I am currently reading Jun Shao's Mathematical Statistics, and in his discussion of U statistics, he proves that

$Var(U_n) = $ $n\choose m$$^{-1} \sum_{k=1}^m $$m \choose k$$n - m \choose m-k$$\zeta_k$

where $\zeta_k$ is the variance of the conditional expectation of the kernel conditioning on $X_1,\ldots,X_k$, n is the sample size, and m is the number of arguments to the kernel function. He then states the following three facts as a corollary:

(i) $\frac{m^2}{n}\zeta_1 \leq Var(U_n) \leq \frac{m}{n}\zeta_m$

(ii) $(n+1)Var(U_{n+1}) \leq nVar(U_n)$

(iii) For any fixed m and $k = 1,\ldots,m$, if $\zeta_j = 0$ for $j < k$ and $\zeta_k > 0$, then

$Var(U_n) = \dfrac{k! {m\choose k}^2\zeta_k}{n^k} + O\left(\frac{1}{n^{k+1}}\right)$

How can we go from the statement of Hoeffding's Theorem to these?
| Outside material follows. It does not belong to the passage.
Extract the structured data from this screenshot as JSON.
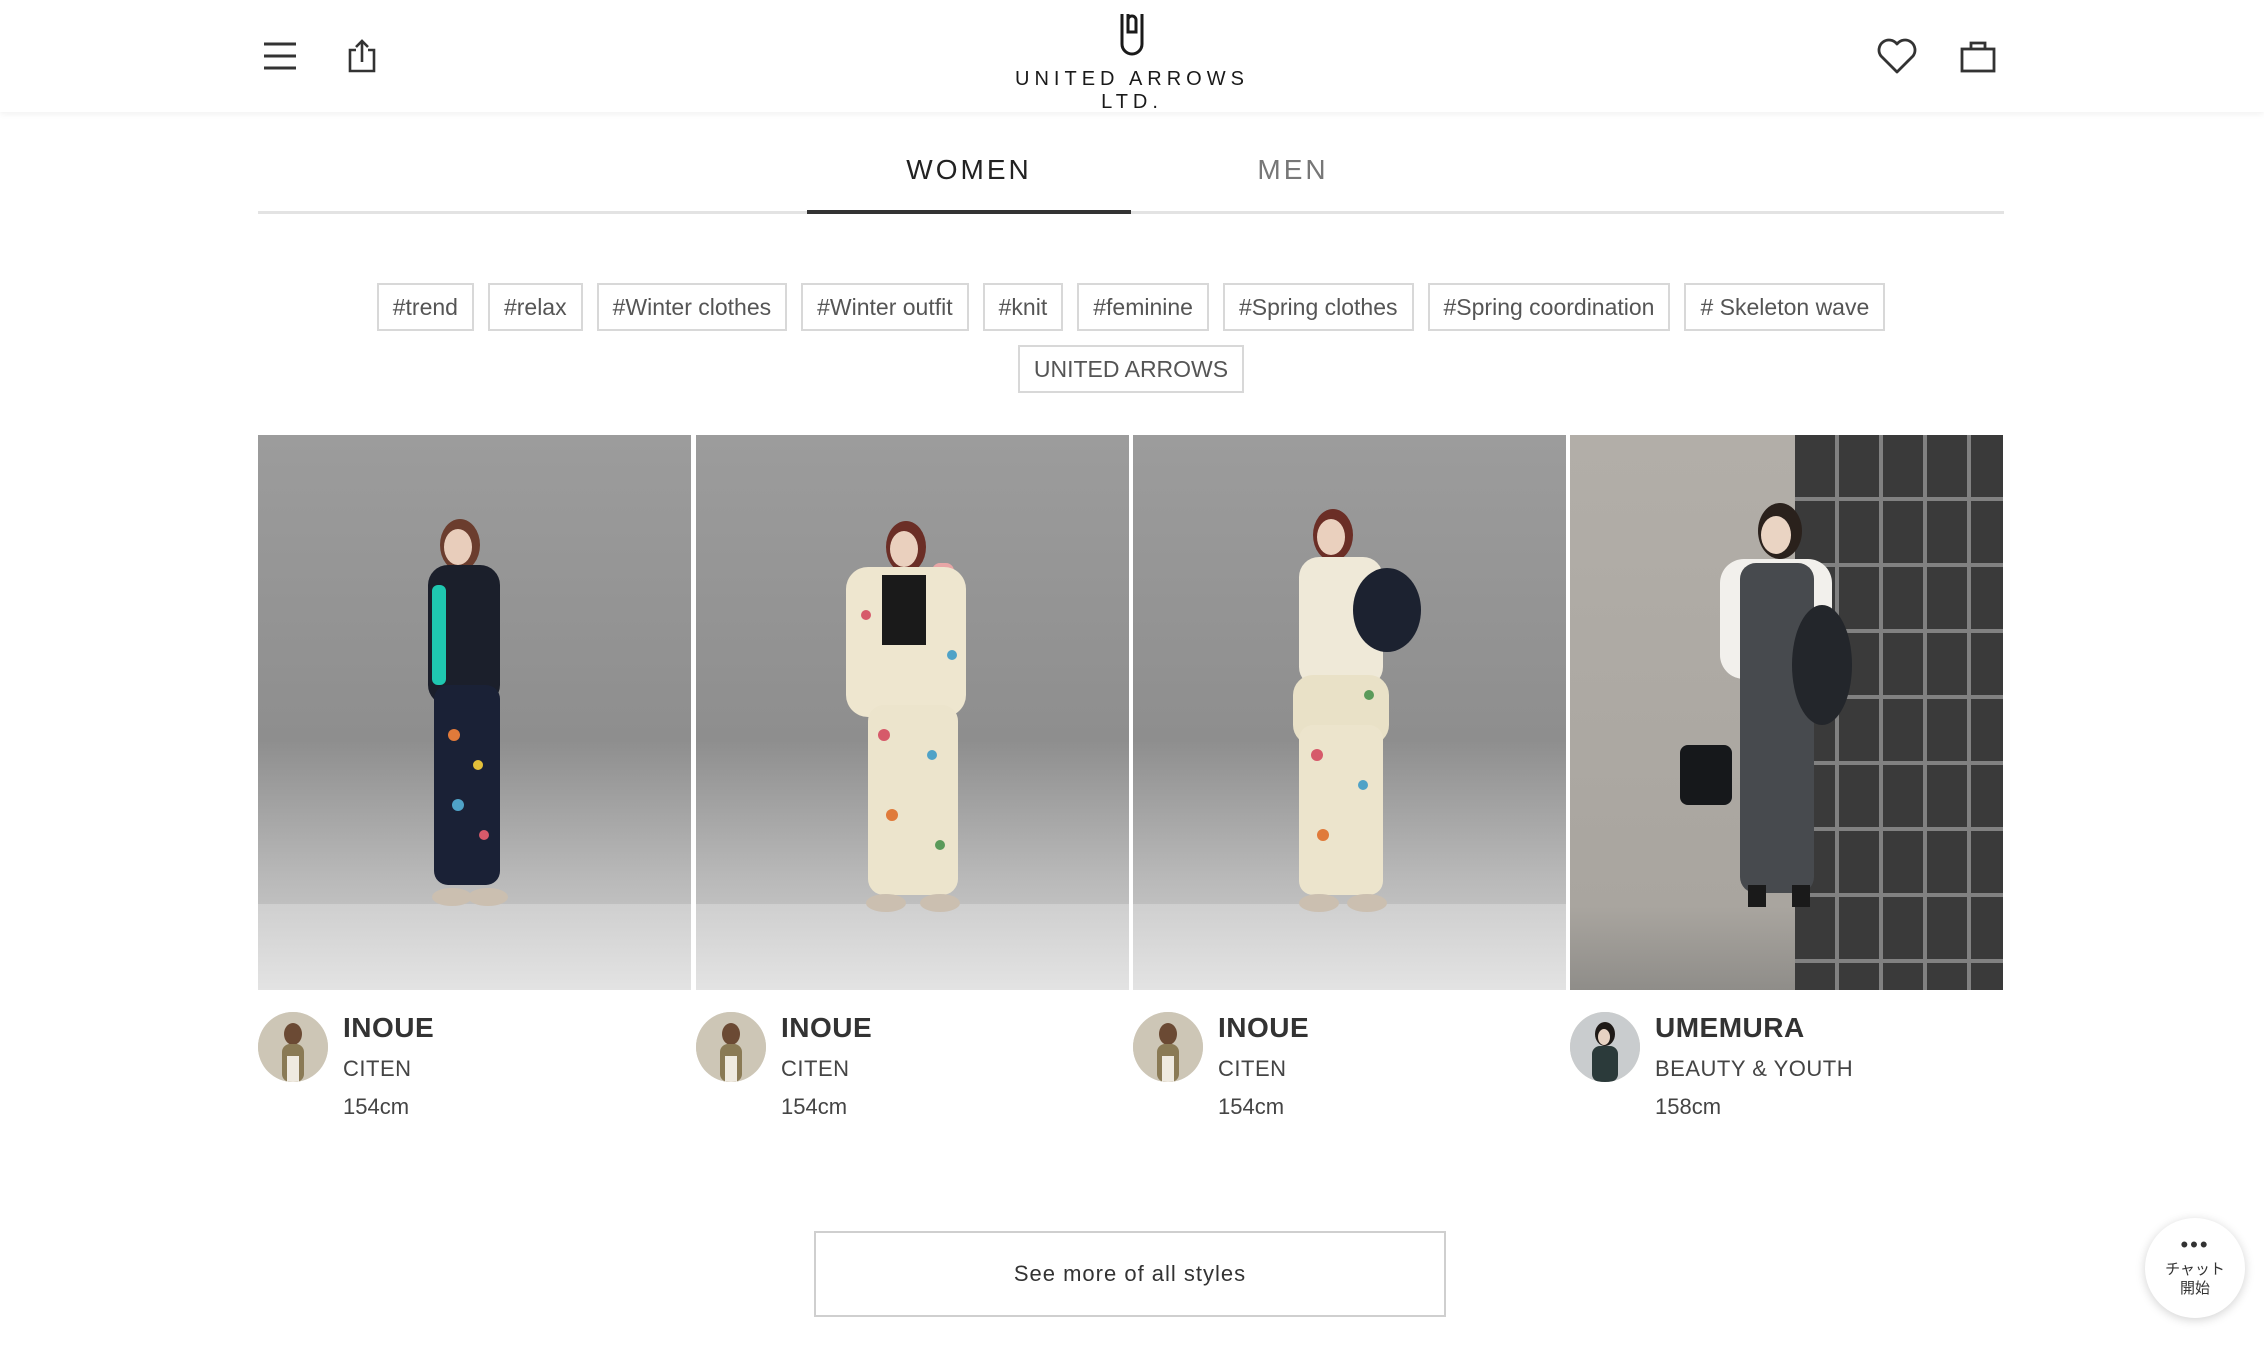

I am in particular having trouble working through simplifying the choose operations.

Answer 1

Using variance decomposition ($Var(X) = Var(E(X|Y)) + E(Var(X|Y))$), you can show that $\zeta_1 \le ... \le \zeta_m$.

Note that $n \choose m$$^{-1}$ $m \choose k$ $n-m \choose m-k$ = $k!$$m \choose k$$^2\frac{(n-m)(n-m-1)...(n-2m+k+1)}{n(n-1)...(n-m+1)}$, $k=1...,m-1$. The denominator has $m$ terms and the numerator has $m-k$ terms. If $k=1$, the ratio is $1/n+O(1/n^2)$; if $k=2$, the ratio is $1/n^2+O(1/n^3)$ and so forth. This suffices to prove (iii).

Part (ii) is hard and I think induction might be a good point to start.

The second inequality of Part(i) uses that $nVar(U_n)$ is a decreasing sequence (Part(ii)). The first inequality is by the fact that $nVar(U_n)$ converges to $m^2 \zeta_1$ (Part(iii)) and $nVar(U_n)$ is a decreasing.